Source: Summer Day, wuji9981, Flickr

Shall I compare thee to a summer’s day?
Thou art more lovely and more temperate:
Rough winds do shake the darling buds of May,
And summer’s lease hath all too short a date;
Sometime too hot the eye of heaven shines,
And often is his gold complexion dimm’d;
And every fair from fair sometime declines,
By chance or nature’s changing course untrimm’d;
But thy eternal summer shall not fade,
Nor lose possession of that fair thou ow’st;
Nor shall death brag thou wander’st in his shade,
When in eternal lines to Time thou grow’st:
So long as men can breathe, or eyes can see,
So long lives this, and this gives life to thee.

Scansion is the analysis of lines of verse to show their meter. The first line of Sonnet 18 below has been scanned. The stressed syllables are marked with this symbol: ´; the unstressed are marked with this symbol: ˘. The / symbol is used to show individual feet, where one iamb ends and another begins.

˘ ´ ˘ ´ ˘ ´  ˘ ´ ˘ ´
Shall I / com pare / thee to / a sum / mer’s day?

Now, it’s your turn to mark the stressed and unstressed syllables in the second line of the sonnet. Drag the stressed symbols to the five syllables that are stressed and the unstressed symbols to the five syllables that are not stressed. The line has already been divided into feet for you.

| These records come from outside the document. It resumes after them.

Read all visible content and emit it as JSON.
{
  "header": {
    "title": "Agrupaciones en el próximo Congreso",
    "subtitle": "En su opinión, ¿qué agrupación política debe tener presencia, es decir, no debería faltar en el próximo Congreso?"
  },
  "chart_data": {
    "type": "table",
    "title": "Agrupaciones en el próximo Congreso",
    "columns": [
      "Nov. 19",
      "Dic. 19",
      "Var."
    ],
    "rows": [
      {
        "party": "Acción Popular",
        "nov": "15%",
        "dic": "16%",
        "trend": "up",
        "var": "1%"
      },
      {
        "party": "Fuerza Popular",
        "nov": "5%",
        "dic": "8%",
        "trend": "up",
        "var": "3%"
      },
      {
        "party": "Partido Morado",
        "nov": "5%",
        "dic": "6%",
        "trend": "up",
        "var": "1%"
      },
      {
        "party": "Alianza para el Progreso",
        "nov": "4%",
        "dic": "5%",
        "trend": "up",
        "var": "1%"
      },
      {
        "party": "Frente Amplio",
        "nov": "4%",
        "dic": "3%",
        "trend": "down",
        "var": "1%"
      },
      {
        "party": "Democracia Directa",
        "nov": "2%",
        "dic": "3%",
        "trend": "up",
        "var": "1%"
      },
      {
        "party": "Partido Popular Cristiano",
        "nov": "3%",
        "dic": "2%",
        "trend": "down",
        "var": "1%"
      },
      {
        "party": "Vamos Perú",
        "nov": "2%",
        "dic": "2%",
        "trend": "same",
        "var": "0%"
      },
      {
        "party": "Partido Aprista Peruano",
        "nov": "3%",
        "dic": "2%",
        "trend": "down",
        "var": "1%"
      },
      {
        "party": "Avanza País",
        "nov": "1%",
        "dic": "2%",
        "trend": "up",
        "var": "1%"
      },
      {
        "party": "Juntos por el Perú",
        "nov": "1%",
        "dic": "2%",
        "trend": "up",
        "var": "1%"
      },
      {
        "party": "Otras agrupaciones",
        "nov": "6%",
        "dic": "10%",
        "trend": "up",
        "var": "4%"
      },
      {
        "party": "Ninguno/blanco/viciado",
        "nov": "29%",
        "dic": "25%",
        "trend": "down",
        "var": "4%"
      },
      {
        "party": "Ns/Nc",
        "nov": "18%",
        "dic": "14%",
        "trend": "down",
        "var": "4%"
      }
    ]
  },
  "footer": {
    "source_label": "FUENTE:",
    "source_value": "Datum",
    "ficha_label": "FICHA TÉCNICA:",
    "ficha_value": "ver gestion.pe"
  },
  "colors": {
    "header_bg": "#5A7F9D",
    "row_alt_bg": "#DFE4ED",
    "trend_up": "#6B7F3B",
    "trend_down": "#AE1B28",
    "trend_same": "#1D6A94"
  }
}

icon for interactive exercise

A poem’s form is determined by the number and length of its lines, the number of its stanzas, the rhyme scheme, and its meter. "Shall I Compare Thee to a Summer’s Day?" takes the form of an English, or Shakespearean, sonnet. An English sonnet has 14 lines, and each line consists of ten syllables. The syllables follow a pattern of unstressed, stressed, unstressed, stressed five times. Therefore, you know that an English sonnet is written in iambic pentameter.

The term blank verse refers to unrhymed lines of iambic pentameter. This is the verse found in Shakespeare’s plays. Read the lines below from Romeo and Juliet.

What’s in a name? That which we call a rose
By any other name would smell as sweet.

Juliet speaks these words in act 2. Each line consists of five feet (ten syllables), but the lines do not rhyme.

The term free verse describes poetry without a fixed pattern of meter or rhyme. It is distinguished from prose by the poet’s deliberate division of the lines. Read the lines below aloud.

Speaking indifferently to him,
who had driven out the cold
and polished my good shoes as well.
What did I know, what did I know
of love’s austere and lonely offices?

This last stanza from Robert Hayden’s “Those Winter Sundays” does not contain a regular arrangement of stressed and unstressed syllables, nor does it rhyme.